Pressed specifically about subcontractors, she said humanitarian visas were open to all Afghans who felt under threat from Taliban.

Labor accused the minister of being "tricky" in her language, saying the Taliban did not distinguish between contractors and directly employed staff.

Mr Howard, who sent Australians to fight and die in Afghanistan, doesn't want the subcontracted locals they fought alongside left behind to meet the same fate.

He has piled pressure on the federal government to grant protection visas for Afghan interpreters, contractors and security guards who fear for their lives under resurgent Taliban rule.

"It was a moral obligation that we shamefully disregarded many years ago when we pulled out of Vietnam," Mr Howard told SBS News.

"I do not want to see a repetition of that failure in relation to Afghanistan."

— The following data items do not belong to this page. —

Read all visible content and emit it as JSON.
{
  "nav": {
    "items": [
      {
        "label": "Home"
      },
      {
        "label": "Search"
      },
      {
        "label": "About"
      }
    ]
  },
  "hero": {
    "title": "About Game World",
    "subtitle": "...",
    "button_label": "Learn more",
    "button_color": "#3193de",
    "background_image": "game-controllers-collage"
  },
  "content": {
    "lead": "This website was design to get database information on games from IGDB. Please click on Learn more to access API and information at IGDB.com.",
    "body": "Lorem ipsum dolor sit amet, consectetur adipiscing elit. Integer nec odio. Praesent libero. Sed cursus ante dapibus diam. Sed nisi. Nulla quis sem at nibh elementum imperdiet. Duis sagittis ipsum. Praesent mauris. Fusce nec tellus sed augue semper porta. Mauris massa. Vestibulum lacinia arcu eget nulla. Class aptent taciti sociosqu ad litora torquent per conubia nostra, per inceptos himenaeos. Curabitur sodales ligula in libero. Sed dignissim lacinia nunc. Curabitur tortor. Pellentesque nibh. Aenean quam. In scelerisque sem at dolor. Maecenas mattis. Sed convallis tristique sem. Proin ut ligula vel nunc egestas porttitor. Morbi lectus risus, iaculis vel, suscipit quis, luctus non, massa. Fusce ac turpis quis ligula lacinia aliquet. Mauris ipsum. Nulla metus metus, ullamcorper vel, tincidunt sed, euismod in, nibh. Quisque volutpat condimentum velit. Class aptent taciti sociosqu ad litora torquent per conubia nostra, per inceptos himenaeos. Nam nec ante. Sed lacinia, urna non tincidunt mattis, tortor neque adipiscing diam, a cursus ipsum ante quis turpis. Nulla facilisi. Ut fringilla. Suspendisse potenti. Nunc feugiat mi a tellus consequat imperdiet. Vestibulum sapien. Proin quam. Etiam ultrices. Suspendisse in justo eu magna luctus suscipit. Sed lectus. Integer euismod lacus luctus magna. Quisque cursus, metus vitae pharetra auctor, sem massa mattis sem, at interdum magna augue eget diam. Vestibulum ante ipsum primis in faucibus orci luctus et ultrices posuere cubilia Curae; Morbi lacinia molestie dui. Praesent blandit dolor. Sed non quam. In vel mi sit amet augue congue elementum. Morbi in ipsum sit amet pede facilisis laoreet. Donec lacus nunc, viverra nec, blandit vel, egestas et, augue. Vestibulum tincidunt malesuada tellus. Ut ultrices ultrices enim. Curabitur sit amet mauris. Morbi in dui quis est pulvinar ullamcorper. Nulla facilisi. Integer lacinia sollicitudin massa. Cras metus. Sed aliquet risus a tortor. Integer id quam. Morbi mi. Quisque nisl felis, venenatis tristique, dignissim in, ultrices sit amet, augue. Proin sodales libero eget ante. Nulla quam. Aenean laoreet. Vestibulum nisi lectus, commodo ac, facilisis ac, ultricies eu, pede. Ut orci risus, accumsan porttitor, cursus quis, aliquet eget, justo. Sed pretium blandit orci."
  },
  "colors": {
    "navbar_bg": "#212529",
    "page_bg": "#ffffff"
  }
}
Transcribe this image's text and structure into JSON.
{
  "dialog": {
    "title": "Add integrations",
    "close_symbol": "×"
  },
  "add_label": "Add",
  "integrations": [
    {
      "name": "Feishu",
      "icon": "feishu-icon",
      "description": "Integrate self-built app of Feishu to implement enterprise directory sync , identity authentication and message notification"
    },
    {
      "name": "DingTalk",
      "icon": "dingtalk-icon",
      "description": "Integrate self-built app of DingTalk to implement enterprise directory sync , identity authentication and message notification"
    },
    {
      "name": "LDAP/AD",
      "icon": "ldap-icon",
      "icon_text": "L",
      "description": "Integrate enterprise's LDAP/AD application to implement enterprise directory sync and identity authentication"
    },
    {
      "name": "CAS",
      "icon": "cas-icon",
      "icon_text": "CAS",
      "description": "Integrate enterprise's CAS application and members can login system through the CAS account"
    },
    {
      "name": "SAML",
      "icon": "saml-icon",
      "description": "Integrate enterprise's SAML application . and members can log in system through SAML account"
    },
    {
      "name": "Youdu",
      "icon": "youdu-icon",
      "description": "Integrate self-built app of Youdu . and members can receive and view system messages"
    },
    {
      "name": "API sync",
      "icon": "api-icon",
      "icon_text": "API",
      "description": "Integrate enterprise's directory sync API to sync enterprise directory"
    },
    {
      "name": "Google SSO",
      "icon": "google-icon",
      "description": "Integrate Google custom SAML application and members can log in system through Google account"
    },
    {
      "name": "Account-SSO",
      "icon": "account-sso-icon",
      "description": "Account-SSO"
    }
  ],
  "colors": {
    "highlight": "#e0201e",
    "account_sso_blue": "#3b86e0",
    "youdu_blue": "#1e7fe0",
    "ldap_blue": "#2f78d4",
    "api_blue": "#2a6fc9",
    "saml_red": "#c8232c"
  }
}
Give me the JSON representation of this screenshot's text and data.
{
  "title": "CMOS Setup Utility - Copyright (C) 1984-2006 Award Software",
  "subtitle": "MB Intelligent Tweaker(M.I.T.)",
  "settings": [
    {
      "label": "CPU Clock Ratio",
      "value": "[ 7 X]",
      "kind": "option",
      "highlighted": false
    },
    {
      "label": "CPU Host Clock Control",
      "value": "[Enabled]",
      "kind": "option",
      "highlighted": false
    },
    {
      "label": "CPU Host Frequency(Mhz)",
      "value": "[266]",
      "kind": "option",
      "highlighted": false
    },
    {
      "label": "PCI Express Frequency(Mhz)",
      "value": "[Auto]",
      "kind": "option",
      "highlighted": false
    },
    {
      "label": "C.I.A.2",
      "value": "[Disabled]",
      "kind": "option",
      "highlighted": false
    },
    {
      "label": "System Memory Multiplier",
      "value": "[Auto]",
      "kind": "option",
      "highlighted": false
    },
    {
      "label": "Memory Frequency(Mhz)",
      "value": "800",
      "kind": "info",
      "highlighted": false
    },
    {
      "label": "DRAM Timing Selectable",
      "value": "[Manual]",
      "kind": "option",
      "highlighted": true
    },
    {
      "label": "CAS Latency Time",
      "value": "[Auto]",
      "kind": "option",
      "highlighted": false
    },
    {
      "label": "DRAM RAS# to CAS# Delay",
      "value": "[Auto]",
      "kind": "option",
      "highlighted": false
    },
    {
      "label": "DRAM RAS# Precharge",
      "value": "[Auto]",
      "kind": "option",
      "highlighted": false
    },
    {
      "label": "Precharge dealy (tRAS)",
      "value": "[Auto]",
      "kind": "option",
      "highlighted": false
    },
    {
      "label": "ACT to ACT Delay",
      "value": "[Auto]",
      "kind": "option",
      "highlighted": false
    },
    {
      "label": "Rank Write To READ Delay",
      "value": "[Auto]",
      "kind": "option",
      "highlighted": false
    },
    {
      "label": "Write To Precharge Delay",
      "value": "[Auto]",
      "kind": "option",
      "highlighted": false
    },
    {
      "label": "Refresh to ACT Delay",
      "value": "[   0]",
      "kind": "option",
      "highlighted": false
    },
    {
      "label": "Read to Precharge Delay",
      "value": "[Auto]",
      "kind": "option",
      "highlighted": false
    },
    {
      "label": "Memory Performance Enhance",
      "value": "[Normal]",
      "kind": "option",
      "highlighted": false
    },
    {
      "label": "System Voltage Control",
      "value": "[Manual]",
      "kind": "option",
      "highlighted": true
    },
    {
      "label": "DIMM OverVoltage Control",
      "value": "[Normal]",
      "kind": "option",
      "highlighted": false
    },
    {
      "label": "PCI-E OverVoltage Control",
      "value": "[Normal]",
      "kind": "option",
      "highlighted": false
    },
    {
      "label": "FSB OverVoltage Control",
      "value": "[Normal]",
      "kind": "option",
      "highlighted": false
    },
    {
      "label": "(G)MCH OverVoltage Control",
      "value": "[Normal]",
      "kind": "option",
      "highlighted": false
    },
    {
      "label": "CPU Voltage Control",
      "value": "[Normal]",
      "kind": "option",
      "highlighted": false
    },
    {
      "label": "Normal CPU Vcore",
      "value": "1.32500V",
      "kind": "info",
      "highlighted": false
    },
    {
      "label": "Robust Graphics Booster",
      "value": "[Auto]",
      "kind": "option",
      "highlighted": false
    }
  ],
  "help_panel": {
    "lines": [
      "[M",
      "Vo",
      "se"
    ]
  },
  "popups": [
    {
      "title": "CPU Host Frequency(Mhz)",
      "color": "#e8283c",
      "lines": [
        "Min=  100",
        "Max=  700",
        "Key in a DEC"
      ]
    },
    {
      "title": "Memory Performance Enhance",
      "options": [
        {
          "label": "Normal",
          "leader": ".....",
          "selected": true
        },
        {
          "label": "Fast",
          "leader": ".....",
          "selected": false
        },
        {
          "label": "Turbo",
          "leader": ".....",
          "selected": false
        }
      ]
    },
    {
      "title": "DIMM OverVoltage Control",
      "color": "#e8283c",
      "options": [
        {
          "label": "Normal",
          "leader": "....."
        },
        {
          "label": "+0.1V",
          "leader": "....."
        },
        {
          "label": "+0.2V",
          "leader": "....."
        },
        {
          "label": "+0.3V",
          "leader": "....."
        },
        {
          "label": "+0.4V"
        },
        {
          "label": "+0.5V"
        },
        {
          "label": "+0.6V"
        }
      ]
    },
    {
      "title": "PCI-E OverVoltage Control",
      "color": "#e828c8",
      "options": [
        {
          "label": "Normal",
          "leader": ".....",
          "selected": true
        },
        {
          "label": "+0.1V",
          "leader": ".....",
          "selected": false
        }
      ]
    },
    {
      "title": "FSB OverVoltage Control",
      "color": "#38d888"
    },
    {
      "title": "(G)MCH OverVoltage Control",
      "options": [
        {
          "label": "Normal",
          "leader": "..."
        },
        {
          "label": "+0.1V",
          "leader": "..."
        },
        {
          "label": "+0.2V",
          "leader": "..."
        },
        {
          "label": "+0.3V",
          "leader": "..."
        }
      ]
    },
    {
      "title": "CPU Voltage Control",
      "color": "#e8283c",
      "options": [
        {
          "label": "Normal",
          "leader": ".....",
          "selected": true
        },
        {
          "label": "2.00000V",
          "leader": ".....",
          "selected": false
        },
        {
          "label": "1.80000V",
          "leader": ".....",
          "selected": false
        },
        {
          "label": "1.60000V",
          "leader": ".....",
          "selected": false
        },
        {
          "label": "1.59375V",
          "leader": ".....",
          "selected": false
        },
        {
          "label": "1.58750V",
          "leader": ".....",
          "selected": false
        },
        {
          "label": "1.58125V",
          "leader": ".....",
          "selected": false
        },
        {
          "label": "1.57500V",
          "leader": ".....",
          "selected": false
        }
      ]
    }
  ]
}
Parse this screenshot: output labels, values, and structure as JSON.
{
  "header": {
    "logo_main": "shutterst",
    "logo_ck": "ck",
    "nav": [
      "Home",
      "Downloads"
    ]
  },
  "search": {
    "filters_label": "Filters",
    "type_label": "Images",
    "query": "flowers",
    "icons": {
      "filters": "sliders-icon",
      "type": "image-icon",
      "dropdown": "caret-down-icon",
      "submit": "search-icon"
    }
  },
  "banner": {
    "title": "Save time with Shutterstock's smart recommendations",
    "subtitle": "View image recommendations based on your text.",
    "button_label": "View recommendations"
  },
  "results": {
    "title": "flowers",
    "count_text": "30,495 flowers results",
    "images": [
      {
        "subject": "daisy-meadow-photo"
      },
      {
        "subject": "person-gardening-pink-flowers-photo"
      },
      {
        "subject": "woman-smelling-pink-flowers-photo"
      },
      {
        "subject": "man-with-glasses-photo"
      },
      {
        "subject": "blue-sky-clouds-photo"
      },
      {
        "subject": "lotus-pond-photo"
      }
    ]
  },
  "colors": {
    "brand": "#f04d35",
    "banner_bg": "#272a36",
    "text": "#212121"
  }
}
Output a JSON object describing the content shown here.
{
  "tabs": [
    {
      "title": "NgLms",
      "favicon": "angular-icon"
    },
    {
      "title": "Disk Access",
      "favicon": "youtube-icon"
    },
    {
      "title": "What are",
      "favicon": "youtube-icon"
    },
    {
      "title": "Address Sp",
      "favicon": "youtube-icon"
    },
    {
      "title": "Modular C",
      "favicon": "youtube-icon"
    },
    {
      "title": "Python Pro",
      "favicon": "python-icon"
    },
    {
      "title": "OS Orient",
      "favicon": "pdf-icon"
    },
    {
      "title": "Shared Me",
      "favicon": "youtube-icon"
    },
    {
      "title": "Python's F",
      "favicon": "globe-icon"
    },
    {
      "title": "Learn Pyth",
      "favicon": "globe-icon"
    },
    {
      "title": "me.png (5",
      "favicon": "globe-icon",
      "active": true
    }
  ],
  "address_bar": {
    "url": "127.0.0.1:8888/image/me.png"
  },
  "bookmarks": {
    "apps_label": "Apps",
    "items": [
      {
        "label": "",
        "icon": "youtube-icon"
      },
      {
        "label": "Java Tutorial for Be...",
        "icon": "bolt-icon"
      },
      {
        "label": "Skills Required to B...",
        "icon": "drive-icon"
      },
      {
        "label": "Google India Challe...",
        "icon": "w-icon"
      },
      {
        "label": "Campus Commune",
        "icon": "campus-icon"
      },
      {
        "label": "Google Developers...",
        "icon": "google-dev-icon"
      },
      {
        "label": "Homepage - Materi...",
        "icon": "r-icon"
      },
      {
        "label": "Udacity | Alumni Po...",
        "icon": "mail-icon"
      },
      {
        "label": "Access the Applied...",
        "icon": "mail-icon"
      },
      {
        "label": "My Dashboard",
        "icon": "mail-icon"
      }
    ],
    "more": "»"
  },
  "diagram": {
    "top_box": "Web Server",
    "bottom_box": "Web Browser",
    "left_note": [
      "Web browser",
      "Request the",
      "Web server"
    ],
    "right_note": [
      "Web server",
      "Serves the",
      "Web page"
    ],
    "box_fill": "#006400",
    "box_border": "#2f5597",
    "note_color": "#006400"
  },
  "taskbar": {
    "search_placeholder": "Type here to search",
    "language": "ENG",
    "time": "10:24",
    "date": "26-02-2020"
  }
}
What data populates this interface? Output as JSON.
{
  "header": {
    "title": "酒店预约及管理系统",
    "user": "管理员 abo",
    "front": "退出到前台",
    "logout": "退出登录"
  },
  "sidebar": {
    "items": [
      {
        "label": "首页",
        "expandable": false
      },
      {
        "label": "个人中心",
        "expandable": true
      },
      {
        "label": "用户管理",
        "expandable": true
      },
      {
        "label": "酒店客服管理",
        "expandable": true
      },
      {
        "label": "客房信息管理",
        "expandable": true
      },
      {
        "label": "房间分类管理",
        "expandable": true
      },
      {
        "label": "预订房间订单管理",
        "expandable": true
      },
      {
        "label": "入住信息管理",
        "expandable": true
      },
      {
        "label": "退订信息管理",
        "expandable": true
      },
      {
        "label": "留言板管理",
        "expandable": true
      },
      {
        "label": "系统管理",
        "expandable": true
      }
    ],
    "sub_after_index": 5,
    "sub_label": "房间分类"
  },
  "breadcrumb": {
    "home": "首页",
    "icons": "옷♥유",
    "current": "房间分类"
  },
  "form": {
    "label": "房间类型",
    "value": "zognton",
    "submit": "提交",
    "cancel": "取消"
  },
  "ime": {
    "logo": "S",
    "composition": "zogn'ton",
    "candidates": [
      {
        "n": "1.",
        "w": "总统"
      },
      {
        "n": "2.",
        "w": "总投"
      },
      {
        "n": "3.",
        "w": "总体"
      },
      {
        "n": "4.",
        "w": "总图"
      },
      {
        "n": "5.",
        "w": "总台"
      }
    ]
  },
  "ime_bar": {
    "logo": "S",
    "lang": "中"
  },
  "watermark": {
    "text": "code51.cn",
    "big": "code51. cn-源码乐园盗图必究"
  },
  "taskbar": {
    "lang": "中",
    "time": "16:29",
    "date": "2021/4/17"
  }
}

Mr Howard, who doesn't regret following the US to war in Afghanistan, said the subcontractor technicality should not be used to keep those in danger from safety.

"I don't think it's something that should turn on some narrow legalism," he said.

"If a group of people gave help to Australians such that their lives and that of those immediately around them are in danger we have a moral obligation to help them."

Taliban fighters have been advancing across the country in recent weeks as Australia and the United States end two decades of involvement in Afghanistan.

Australia has granted more than 230 visas to Afghans workers and their family members since April 15.